Maroc et Sahara occidental : Washington intensifie son soutien géopolitique
Les relations entre le Maroc et les États-Unis connaissent une accélération sans précédent depuis la fin du mois de juillet. Washington multiplie les gestes forts en direction de Rabat, qu’ils soient de nature économique ou diplomatique. Cette dynamique s’inscrit dans un contexte régional marqué par une volonté américaine de consolider son influence au Maghreb.
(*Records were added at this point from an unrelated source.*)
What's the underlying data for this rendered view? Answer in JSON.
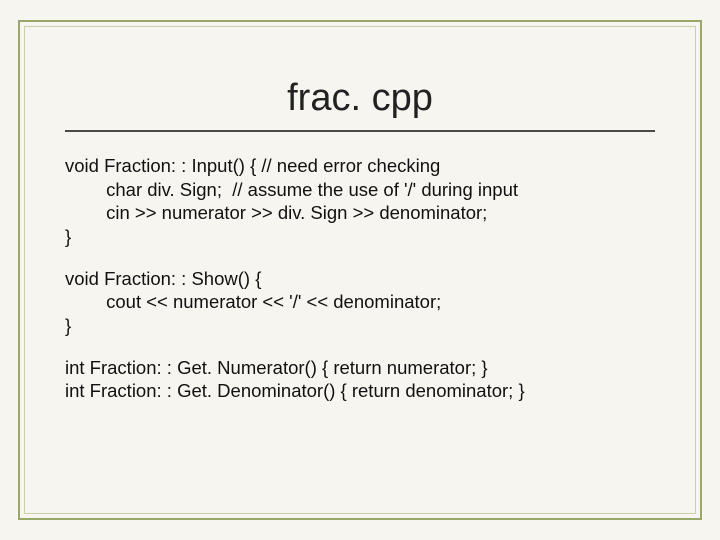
{
  "title": "frac. cpp",
  "code": {
    "block1": {
      "l1": "void Fraction: : Input() { // need error checking",
      "l2": "        char div. Sign;  // assume the use of '/' during input",
      "l3": "        cin >> numerator >> div. Sign >> denominator;",
      "l4": "}"
    },
    "block2": {
      "l1": "void Fraction: : Show() {",
      "l2": "        cout << numerator << '/' << denominator;",
      "l3": "}"
    },
    "block3": {
      "l1": "int Fraction: : Get. Numerator() { return numerator; }",
      "l2": "int Fraction: : Get. Denominator() { return denominator; }"
    }
  }
}
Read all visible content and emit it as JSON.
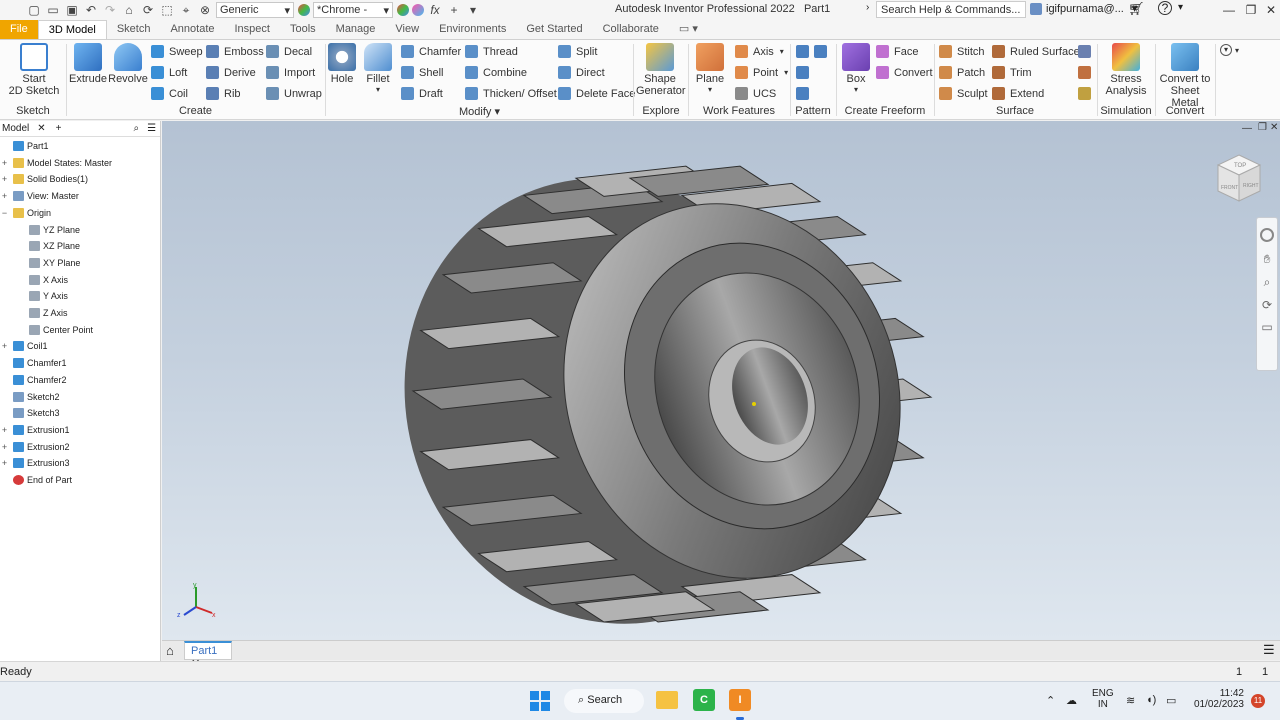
{
  "titlebar": {
    "material": "Generic",
    "appearance": "*Chrome -",
    "title": "Autodesk Inventor Professional 2022",
    "doc": "Part1",
    "search_placeholder": "Search Help & Commands...",
    "user": "igifpurnama@..."
  },
  "tabs": [
    "File",
    "3D Model",
    "Sketch",
    "Annotate",
    "Inspect",
    "Tools",
    "Manage",
    "View",
    "Environments",
    "Get Started",
    "Collaborate"
  ],
  "ribbon": {
    "sketch": {
      "start_l1": "Start",
      "start_l2": "2D Sketch",
      "group": "Sketch"
    },
    "create": {
      "extrude": "Extrude",
      "revolve": "Revolve",
      "sweep": "Sweep",
      "loft": "Loft",
      "coil": "Coil",
      "emboss": "Emboss",
      "derive": "Derive",
      "rib": "Rib",
      "decal": "Decal",
      "import": "Import",
      "unwrap": "Unwrap",
      "group": "Create"
    },
    "modify": {
      "hole": "Hole",
      "fillet": "Fillet",
      "chamfer": "Chamfer",
      "shell": "Shell",
      "draft": "Draft",
      "thread": "Thread",
      "combine": "Combine",
      "thicken": "Thicken/ Offset",
      "split": "Split",
      "direct": "Direct",
      "delete_face": "Delete Face",
      "group": "Modify"
    },
    "explore": {
      "shape_l1": "Shape",
      "shape_l2": "Generator",
      "group": "Explore"
    },
    "work": {
      "plane": "Plane",
      "axis": "Axis",
      "point": "Point",
      "ucs": "UCS",
      "group": "Work Features"
    },
    "pattern": {
      "group": "Pattern"
    },
    "freeform": {
      "box": "Box",
      "face": "Face",
      "convert": "Convert",
      "group": "Create Freeform"
    },
    "surface": {
      "stitch": "Stitch",
      "patch": "Patch",
      "sculpt": "Sculpt",
      "ruled": "Ruled Surface",
      "trim": "Trim",
      "extend": "Extend",
      "group": "Surface"
    },
    "simulation": {
      "stress_l1": "Stress",
      "stress_l2": "Analysis",
      "group": "Simulation"
    },
    "convert": {
      "sheet_l1": "Convert to",
      "sheet_l2": "Sheet Metal",
      "group": "Convert"
    }
  },
  "browser": {
    "tab": "Model",
    "items": [
      {
        "label": "Part1",
        "color": "#3a8fd6"
      },
      {
        "label": "Model States: Master",
        "color": "#e8c04a"
      },
      {
        "label": "Solid Bodies(1)",
        "color": "#e8c04a"
      },
      {
        "label": "View: Master",
        "color": "#7a9cc4"
      },
      {
        "label": "Origin",
        "color": "#e8c04a"
      },
      {
        "label": "YZ Plane",
        "color": "#9aa6b4"
      },
      {
        "label": "XZ Plane",
        "color": "#9aa6b4"
      },
      {
        "label": "XY Plane",
        "color": "#9aa6b4"
      },
      {
        "label": "X Axis",
        "color": "#9aa6b4"
      },
      {
        "label": "Y Axis",
        "color": "#9aa6b4"
      },
      {
        "label": "Z Axis",
        "color": "#9aa6b4"
      },
      {
        "label": "Center Point",
        "color": "#9aa6b4"
      },
      {
        "label": "Coil1",
        "color": "#3a8fd6"
      },
      {
        "label": "Chamfer1",
        "color": "#3a8fd6"
      },
      {
        "label": "Chamfer2",
        "color": "#3a8fd6"
      },
      {
        "label": "Sketch2",
        "color": "#7a9cc4"
      },
      {
        "label": "Sketch3",
        "color": "#7a9cc4"
      },
      {
        "label": "Extrusion1",
        "color": "#3a8fd6"
      },
      {
        "label": "Extrusion2",
        "color": "#3a8fd6"
      },
      {
        "label": "Extrusion3",
        "color": "#3a8fd6"
      },
      {
        "label": "End of Part",
        "color": "#d63a3a"
      }
    ]
  },
  "viewcube": {
    "top": "TOP",
    "front": "FRONT",
    "right": "RIGHT"
  },
  "doc_tab": "Part1",
  "status": {
    "text": "Ready",
    "n1": "1",
    "n2": "1"
  },
  "taskbar": {
    "search": "Search",
    "lang1": "ENG",
    "lang2": "IN",
    "time": "11:42",
    "date": "01/02/2023",
    "badge": "11"
  }
}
Le plan d’autonomie marocain pour le Sahara occidental au cœur des discussions
En 2020, les États-Unis avaient déjà apporté un soutien décisif au plan d’autonomie proposé par le Maroc pour le Sahara occidental. Cette initiative, conditionnée par la normalisation des liens entre le Maroc et Israël, avait marqué un tournant dans la politique américaine envers la région. Aujourd’hui, l’administration Trump envisage d’étendre ce soutien aux revendications marocaines sur les enclaves de Ceuta et Melilla, sous souveraineté espagnole.
La pression exercée sur Madrid s’intensifie, alors que des milliers de personnes, originaires du Maroc et d’Afrique subsaharienne, ont récemment franchi la frontière pour gagner Ceuta. Ce mouvement massif a mis en lumière les tensions persistantes entre le Maroc et l’Espagne, tout en offrant à Washington une opportunité d’intervenir dans le dossier.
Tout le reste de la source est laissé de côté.